Algerie 2002
avril 16th, 2009Je rentre à Paris avec un sac plein de verveine, de citronnelle, d’huile d’olive, de figues, d’images, de soleil et d’espoir ».
J’ai voulu croquer la vie, la légèreté, des sourires, des moments de désir et le soleil d’Algérie. Les couleurs (à vous d’imaginer les odeurs !) d’une nation en mouvement, pleine d’énergie et d’espoir, qui mène dans les rues, derrière les murs, dans les demeures et ailleurs un combat silencieux pour continuer à être et vivre au quotidien.

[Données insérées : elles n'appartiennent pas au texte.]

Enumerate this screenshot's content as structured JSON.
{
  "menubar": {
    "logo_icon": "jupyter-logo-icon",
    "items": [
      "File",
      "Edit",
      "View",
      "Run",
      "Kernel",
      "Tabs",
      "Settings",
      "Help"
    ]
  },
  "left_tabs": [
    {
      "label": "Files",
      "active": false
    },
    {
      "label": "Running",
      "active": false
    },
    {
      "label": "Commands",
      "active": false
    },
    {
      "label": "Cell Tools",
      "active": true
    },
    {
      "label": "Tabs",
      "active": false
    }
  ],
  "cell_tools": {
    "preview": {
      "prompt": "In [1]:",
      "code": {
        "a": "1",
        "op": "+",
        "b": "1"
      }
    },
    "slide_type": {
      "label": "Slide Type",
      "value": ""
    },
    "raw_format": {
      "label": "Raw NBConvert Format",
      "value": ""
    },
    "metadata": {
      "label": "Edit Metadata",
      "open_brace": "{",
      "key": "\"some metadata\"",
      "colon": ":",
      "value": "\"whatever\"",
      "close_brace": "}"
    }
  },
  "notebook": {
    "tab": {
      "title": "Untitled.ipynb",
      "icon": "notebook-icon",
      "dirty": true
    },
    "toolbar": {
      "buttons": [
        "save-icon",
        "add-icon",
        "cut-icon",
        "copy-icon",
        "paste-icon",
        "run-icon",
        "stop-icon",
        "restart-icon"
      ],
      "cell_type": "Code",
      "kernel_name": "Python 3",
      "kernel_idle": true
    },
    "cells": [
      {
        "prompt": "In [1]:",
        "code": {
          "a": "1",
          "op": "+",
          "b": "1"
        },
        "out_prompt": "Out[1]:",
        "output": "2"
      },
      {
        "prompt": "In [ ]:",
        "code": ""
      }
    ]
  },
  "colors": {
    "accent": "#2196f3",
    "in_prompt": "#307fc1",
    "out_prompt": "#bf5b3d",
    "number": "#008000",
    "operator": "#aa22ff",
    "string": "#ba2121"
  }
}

« N’y va pas ! C’est dangereux, on ne sait pas vraiment ce qui s’y passe… ». Je sais que ce n’est pas la destination préférée des français, mais la curiosité et l’envie de finir un livre consacré à la mémoire des migrants algériens, « Deux terres, mémoires pour demain. » l’ont emporté. J’y suis allée.
Je ne me rends pas compte qu’avec mes origines polonaises, un nom russe, un visa iranien sur mon passeport français que des problèmes à l’aéroport d’Alger s’annoncent…
J’observe, je n’ose pas sortir mon appareil dans la rue. Mes premières photos à Alger sont prises depuis la voiture. Devant chaque barrage de police, je range discrètement mon appareil, comme si de rien n’était.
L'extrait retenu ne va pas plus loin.